Vaksin Corona AstraZeneca ditangguhkan di beberapa negara Eropa terkait laporan pembekuan darah usai penyuntikan. Perusahaan yang memproduksinya buka suara, menyebut tidak ada bukti vaksinnya memicu pembekuan darah.
"Kajian hati-hati terhadap seluruh data keamanan yang ada pada lebih dari 17 juta penerima vaksin di Uni Eropa dan Inggris dengan vaksin COVID-19 AstraZeneca menunjukkan tidak ada bukti peningkatan risiko embolisme paru, deep vein thrombosis atau thrombocytopenia, pada kelompok umur manapun, gender, batch, maupun negara tertentu," sebut AstraZeneca dikutip dari Reuters, Senin (15/3/2021).
Otoritas Irlandia, Denmark, Norwegia, Islandia, dan Belanda telah menangguhkan penggunaan vaksin ini terkait isu pembekuan darah. Sementara itu Austria menghentikan batch vaksin AstraZeneca pekan lalu sembari menyelidiki kasus kematian karena gangguan pembekuan darah.
Badan obat Eropa (EMA) mengatakan tidak ada indikasi bahwa berbagai kejadian tersebut disebabkan oleh vaksinasi. Pernyataan ini disampaikan juga oleh organisasi kesehatan dunia Jumat lalu.
Indonesia termasuk salah satu negara yang akan menggunakan vaksin AstraZeneca. Sebanyak 1,1 juta dosis vaksin ini telah tiba di tanah air pada 8 Maret 2021 melalui Fasilitas COVAX. Satgas penanganan COVID-19 memastikan belum ada rencana penundaan.
"Faktanya lebih dari 10 juta vaksin AstraZeneca yang telah digunakan tidak menunjukkan bukti peningkatan risiko emboli paru ataupun trombosis vena dalam golongan usia, jenis kelamin, dan golongan lainnya di negara yang menggunakan vaksin COVID-19 AstraZeneca," kata juru bicara Satgas COVID-19, Prof Wiku Adisasmito.
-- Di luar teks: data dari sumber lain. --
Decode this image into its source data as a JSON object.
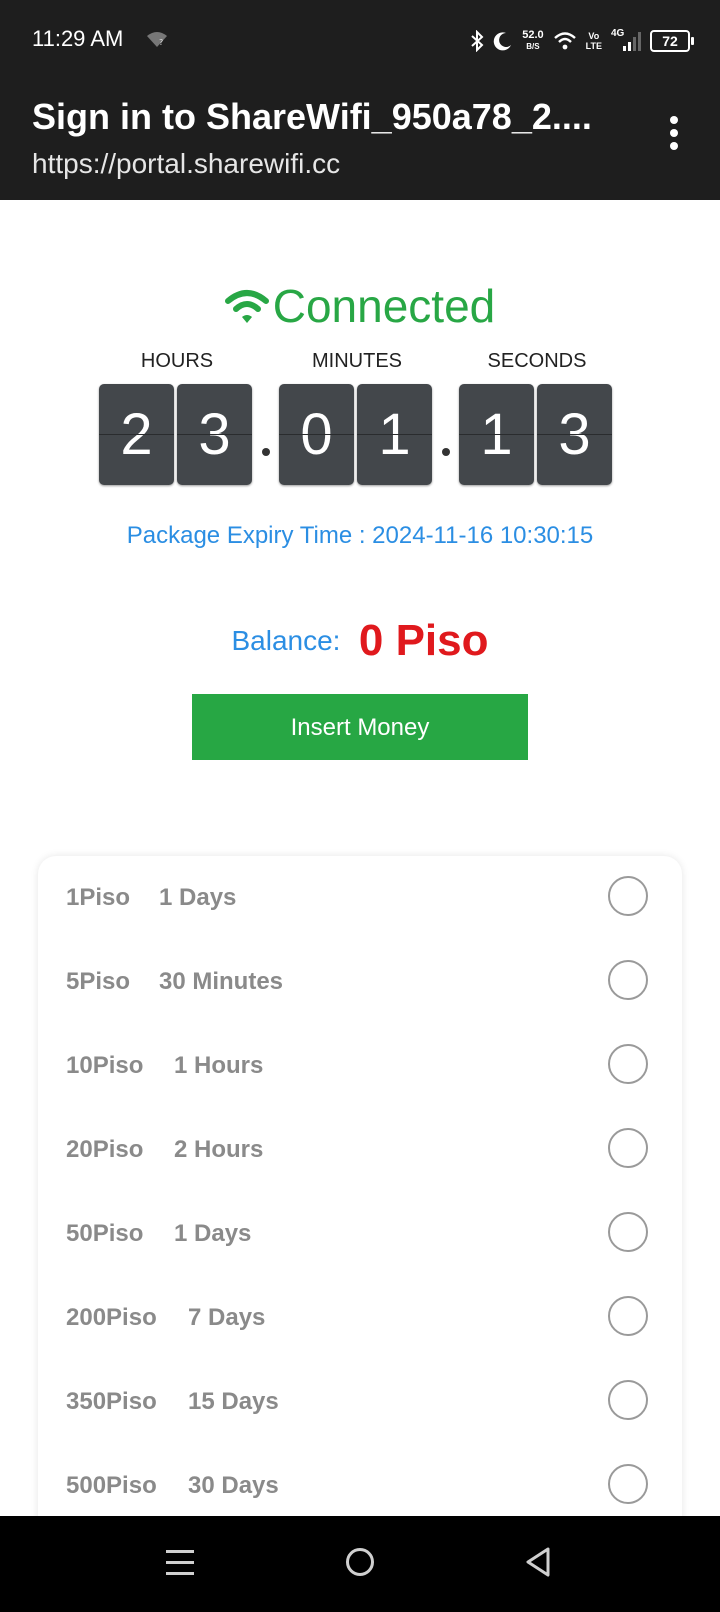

https://kamumovie28.com/movies/hangman-2/
WHO Tekankan Tak Ada Alasan untuk Hentikan Penggunaan Vaksin AstraZeneca
Beberapa negara Eropa seperti Denmark, Norwegia, dan Islandia menghentikan sementara penggunaan vaksin COVID-19 AstraZeneca setelah muncul laporan pembentukan gumpalan darah pada beberapa orang yang telah menerima vaksin tersebut.
Bulgaria, menangguhkan penyuntikan vaksin COVID-19 AstraZeneca pada 12 Maret, menjadi negara terbaru yang melakukannya.
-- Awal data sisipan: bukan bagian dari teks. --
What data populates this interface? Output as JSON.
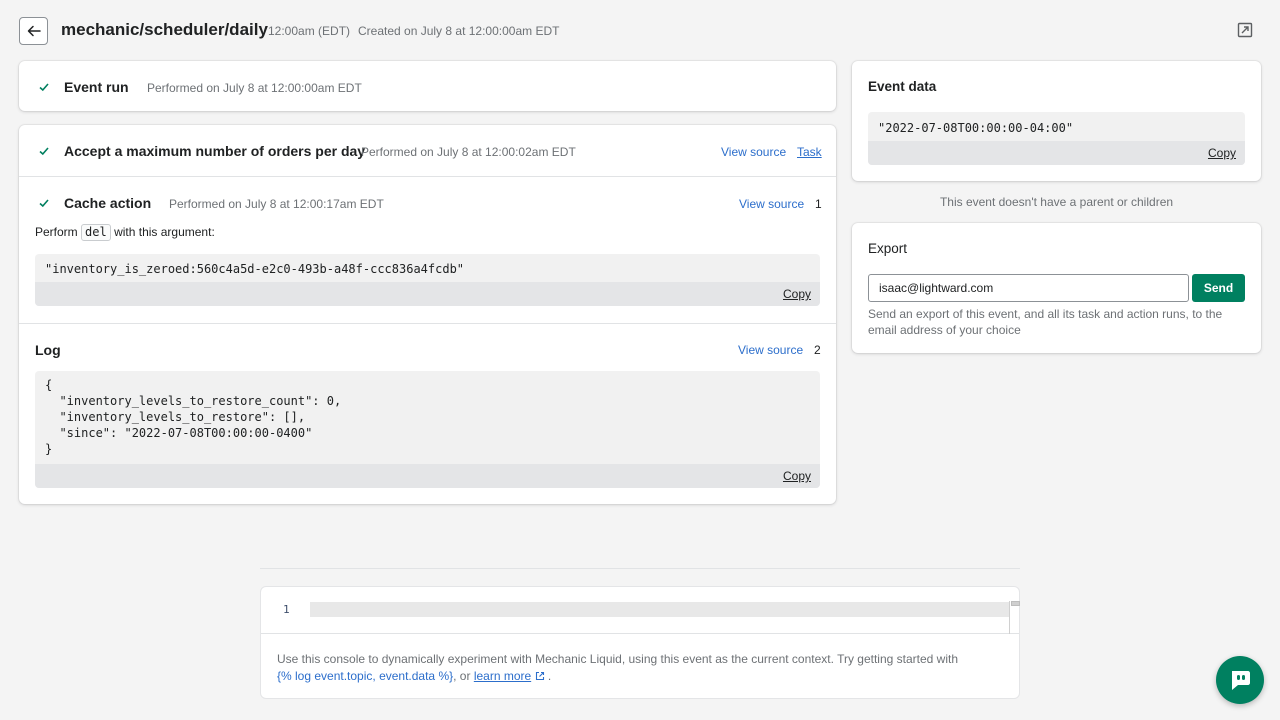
{
  "header": {
    "title": "mechanic/scheduler/daily",
    "time": "12:00am (EDT)",
    "created": "Created on July 8 at 12:00:00am EDT"
  },
  "event_run": {
    "title": "Event run",
    "meta": "Performed on July 8 at 12:00:00am EDT"
  },
  "task_card": {
    "task": {
      "title": "Accept a maximum number of orders per day",
      "meta": "Performed on July 8 at 12:00:02am EDT",
      "view_source": "View source",
      "task_link": "Task"
    },
    "action": {
      "title": "Cache action",
      "meta": "Performed on July 8 at 12:00:17am EDT",
      "view_source": "View source",
      "count": "1",
      "perform_prefix": "Perform",
      "perform_code": "del",
      "perform_suffix": "with this argument:",
      "argument": "\"inventory_is_zeroed:560c4a5d-e2c0-493b-a48f-ccc836a4fcdb\"",
      "copy": "Copy"
    },
    "log": {
      "title": "Log",
      "view_source": "View source",
      "count": "2",
      "content": "{\n  \"inventory_levels_to_restore_count\": 0,\n  \"inventory_levels_to_restore\": [],\n  \"since\": \"2022-07-08T00:00:00-0400\"\n}",
      "copy": "Copy"
    }
  },
  "event_data": {
    "title": "Event data",
    "value": "\"2022-07-08T00:00:00-04:00\"",
    "copy": "Copy"
  },
  "relations_note": "This event doesn't have a parent or children",
  "export": {
    "title": "Export",
    "email_value": "isaac@lightward.com",
    "send_label": "Send",
    "help": "Send an export of this event, and all its task and action runs, to the email address of your choice"
  },
  "console": {
    "line_number": "1",
    "help_text": "Use this console to dynamically experiment with Mechanic Liquid, using this event as the current context. Try getting started with",
    "example_code": "{% log event.topic, event.data %}",
    "or_text": ", or",
    "learn_more": "learn more",
    "period": "."
  },
  "colors": {
    "accent": "#008060",
    "link": "#2c6ecb",
    "check": "#007f5f"
  },
  "icons": {
    "back": "arrow-left-icon",
    "expand": "external-expand-icon",
    "check": "checkmark-icon",
    "external": "external-link-icon",
    "chat": "chat-icon"
  }
}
Organisasi Kesehatan Dunia (WHO) baru-baru ini menekankan bahwa tidak ada alasan untuk berhenti memberikan vaksin COVID-19 dari AstraZeneca kepada orang-orang. Reaksi WHO muncul setelah beberapa negara Eropa menangguhkan penggunaan vaksin COVID-19 AstraZeneca.
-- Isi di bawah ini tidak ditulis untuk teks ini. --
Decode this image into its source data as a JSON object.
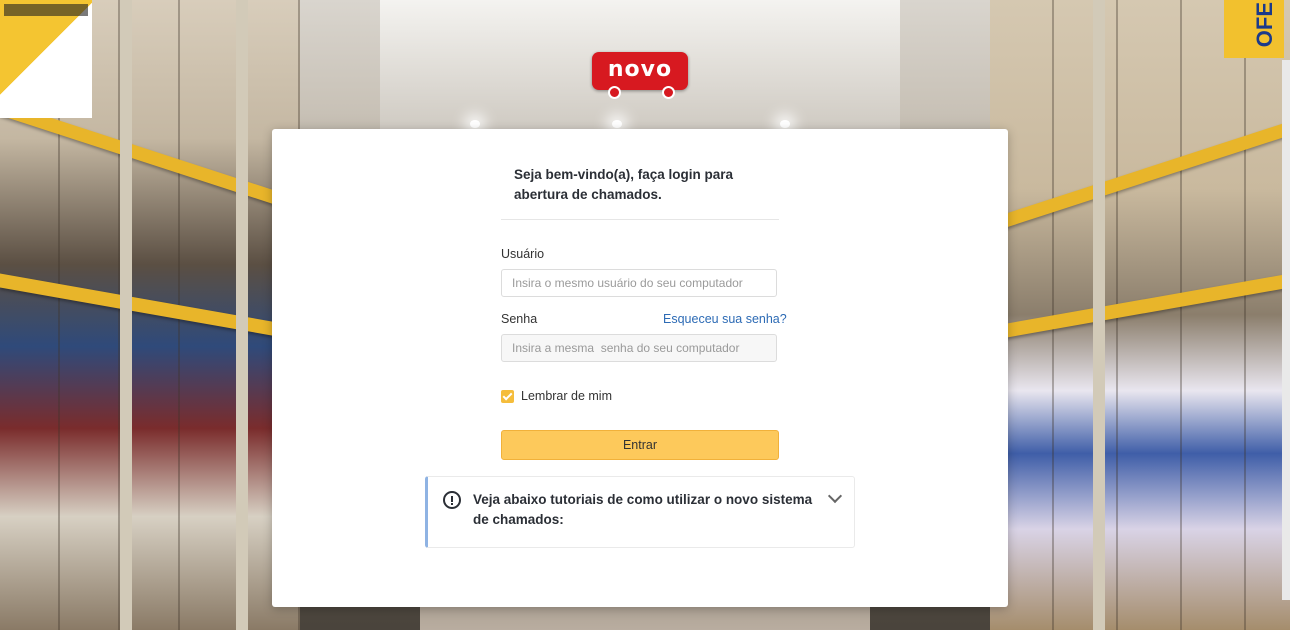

Menurut WHO, saat ini komite penasihat vaksin sedang memeriksa data keamanan yang masuk. Organisasi itu menekankan bahwa tidak ada hubungan sebab akibat antara vaksin dan pembekuan darah.
"Ya, kita harus terus menggunakan vaksin AstraZeneca. Tidak ada indikasi untuk tidak menggunakannya," kata juru bicara WHO Margaret Harris, dikutip dari AFP.
"AstraZeneca adalah vaksin yang sangat baik, seperti juga vaksin lain yang sedang digunakan," lanjutnya.
Selain WHO, European Medicines Agency (EMA) juga mendukung penggunaan vaksin COVID-19 milik AstraZeneca. Pada hari Kamis, (18/3/2021), badan tersebut mengatakan bahwa manfaat mengambil vaksin COVID-19 lebih besar daripada risikonya.
AstraZeneca dalam pernyataannya mengatakan belum menemukan bukti peningkatan risiko emboli paru atau trombosis vena dalam dalam data keamanannya yang terdiri lebih dari 10 juta catatan.